Seeing Mr. Baker unmoved, my mom ran to the car and grabbed a couple of grocery bags, shoving them into his hands: 'We raise chickens at home—these eggs are from our backyard. Please, just give my kid another chance.'

My cheeks burned as I saw her return with those grocery bags, her hands shaking, offering up what little we had—a neighbor’s eggs, the closest thing to a bribe we could muster in a small town. It was a desperate, old-fashioned plea. She’d never been one for words, but her actions spoke volumes.

But maybe the bag wasn’t tied well—a few eggs suddenly rolled out and cracked all over the floor.

The egg yolks oozed across the tile, bright yellow against the dull gray floor. Laughter bubbled up from somewhere behind me, sharp and mean. The yolks splattered on the office linoleum, the smell sharp and immediate. People snickered, others looked away. I wanted the ground to swallow me whole.

More and more teachers and classmates gathered to watch the scene.

It was a spectacle now. Even the janitor paused, mop in hand, unsure if he should clean up or just watch like the others.

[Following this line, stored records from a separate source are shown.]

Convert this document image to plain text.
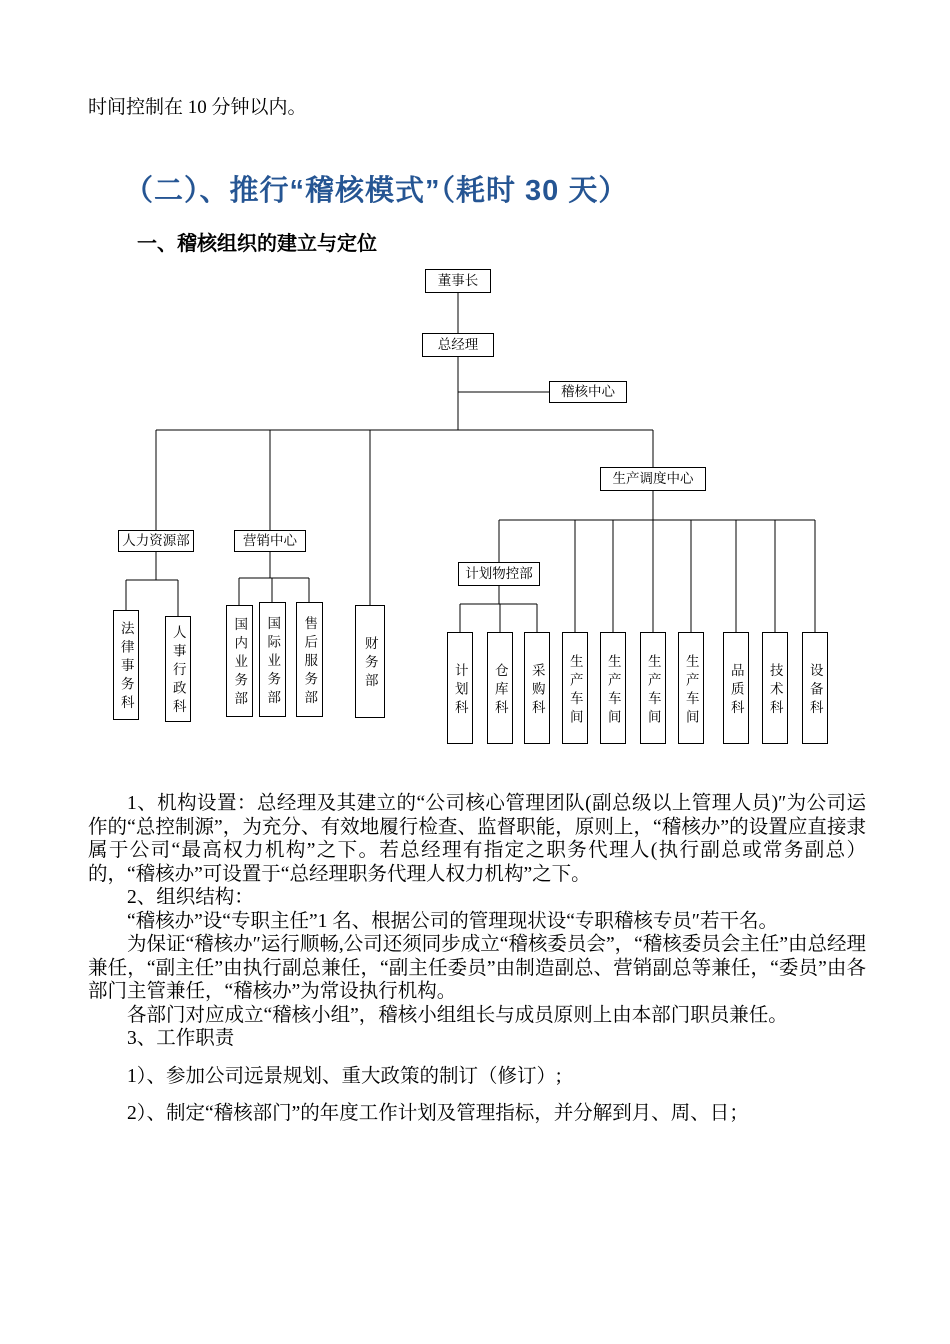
时间控制在 10 分钟以内。

（二）、推行“稽核模式”（耗时 30 天）
一、稽核组织的建立与定位
董事长
总经理
稽核中心
生产调度中心
人力资源部	营销中心
计划物控部
法律事务科	人事行政科	国内业务部	国际业务部	售后服务部	财务部	计划科	仓库科	采购科	生产车间	生产车间	生产车间	生产车间	品质科	技术科	设备科

1、机构设置：总经理及其建立的“公司核心管理团队(副总级以上管理人员)″为公司运作的“总控制源”，为充分、有效地履行检查、监督职能，原则上，“稽核办”的设置应直接隶属于公司“最高权力机构”之下。若总经理有指定之职务代理人(执行副总或常务副总）的，“稽核办”可设置于“总经理职务代理人权力机构”之下。

2、组织结构：

“稽核办”设“专职主任”1 名、根据公司的管理现状设“专职稽核专员″若干名。

为保证“稽核办″运行顺畅,公司还须同步成立“稽核委员会”，“稽核委员会主任”由总经理兼任，“副主任”由执行副总兼任，“副主任委员”由制造副总、营销副总等兼任，“委员”由各部门主管兼任，“稽核办”为常设执行机构。

各部门对应成立“稽核小组”，稽核小组组长与成员原则上由本部门职员兼任。

3、工作职责

1）、参加公司远景规划、重大政策的制订（修订）;

2）、制定“稽核部门”的年度工作计划及管理指标，并分解到月、周、日；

All of them, with their cold eyes and superior attitudes, crushed me beneath their feet, all to protect the true couple they supported in their hearts.

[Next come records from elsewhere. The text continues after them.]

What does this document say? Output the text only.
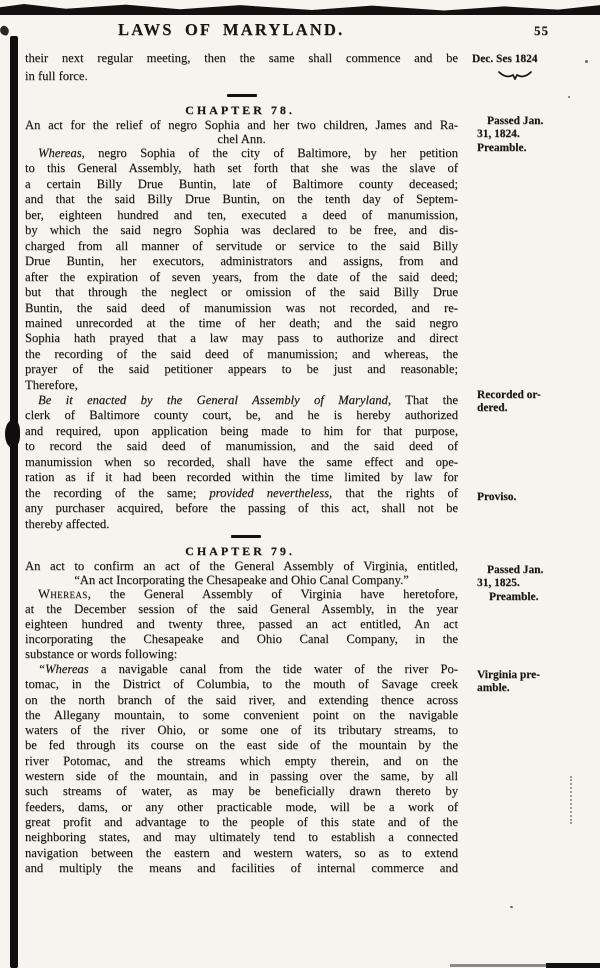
LAWS OF MARYLAND.	55
their next regular meeting, then the same shall commence and be
in full force.
Dec. Ses 1824
CHAPTER 78.
An act for the relief of negro Sophia and her two children, James and Ra-
chel Ann.
Whereas, negro Sophia of the city of Baltimore, by her petition
to this General Assembly, hath set forth that she was the slave of
a certain Billy Drue Buntin, late of Baltimore county deceased;
and that the said Billy Drue Buntin, on the tenth day of Septem-
ber, eighteen hundred and ten, executed a deed of manumission,
by which the said negro Sophia was declared to be free, and dis-
charged from all manner of servitude or service to the said Billy
Drue Buntin, her executors, administrators and assigns, from and
after the expiration of seven years, from the date of the said deed;
but that through the neglect or omission of the said Billy Drue
Buntin, the said deed of manumission was not recorded, and re-
mained unrecorded at the time of her death; and the said negro
Sophia hath prayed that a law may pass to authorize and direct
the recording of the said deed of manumission; and whereas, the
prayer of the said petitioner appears to be just and reasonable;
Therefore,
Be it enacted by the General Assembly of Maryland, That the
clerk of Baltimore county court, be, and he is hereby authorized
and required, upon application being made to him for that purpose,
to record the said deed of manumission, and the said deed of
manumission when so recorded, shall have the same effect and ope-
ration as if it had been recorded within the time limited by law for
the recording of the same; provided nevertheless, that the rights of
any purchaser acquired, before the passing of this act, shall not be
thereby affected.
Passed Jan.
31, 1824.
Preamble.
Recorded or-
dered.
Proviso.
CHAPTER 79.
An act to confirm an act of the General Assembly of Virginia, entitled,
“An act Incorporating the Chesapeake and Ohio Canal Company.”
Whereas, the General Assembly of Virginia have heretofore,
at the December session of the said General Assembly, in the year
eighteen hundred and twenty three, passed an act entitled, An act
incorporating the Chesapeake and Ohio Canal Company, in the
substance or words following:
“Whereas a navigable canal from the tide water of the river Po-
tomac, in the District of Columbia, to the mouth of Savage creek
on the north branch of the said river, and extending thence across
the Allegany mountain, to some convenient point on the navigable
waters of the river Ohio, or some one of its tributary streams, to
be fed through its course on the east side of the mountain by the
river Potomac, and the streams which empty therein, and on the
western side of the mountain, and in passing over the same, by all
such streams of water, as may be beneficially drawn thereto by
feeders, dams, or any other practicable mode, will be a work of
great profit and advantage to the people of this state and of the
neighboring states, and may ultimately tend to establish a connected
navigation between the eastern and western waters, so as to extend
and multiply the means and facilities of internal commerce and
Passed Jan.
31, 1825.
Preamble.
Virginia pre-
amble.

I could feel their eyes, their silent judgments. It was like being on trial, found guilty without a chance to defend myself, all because I didn't fit the perfect picture.

In the end, Mr. Baker, maybe afraid things would get out of hand, finally agreed to my mom’s plea.

He gave a half-hearted sigh and said, "Fine, he can stay—for now." The relief in the room was palpable, but my humiliation was complete.

I returned to that classroom—the one that had brought me endless pain, the one I had tried to escape so many times. But for my mom’s sake, I had to go back, even if it meant dying in that classroom.

My feet felt like they were wading through wet cement. Every desk, every poster on the wall seemed to be watching me. But I owed it to my mom; quitting was no longer an option.

In a rush of anger, I ran up to the front of the room, looked around at everyone, and bowed deeply to Mr. Baker, tears streaming down my face: 'I’m sorry. I screwed up. I’m so, so sorry.'

I bent at the waist, not caring how it looked, tears splashing onto the polished floor. I heard gasps and a few uncomfortable coughs. I must have looked ridiculous, but I couldn't stop myself.

As I bowed again and again, tears splattered onto the floor.

My voice broke with each apology, my vision blurred. I was apologizing for everything—myself, my existence, my failures. For once, I couldn’t hold it in.

I knew, deep down, these tears were not only for regret and apology, but even more for humiliation and feeling like I wasn’t good enough.

Somewhere inside, I wished someone would pull me up and tell me it was okay. But all I felt was the sting of being small and unworthy, my dignity spilled out for all to see.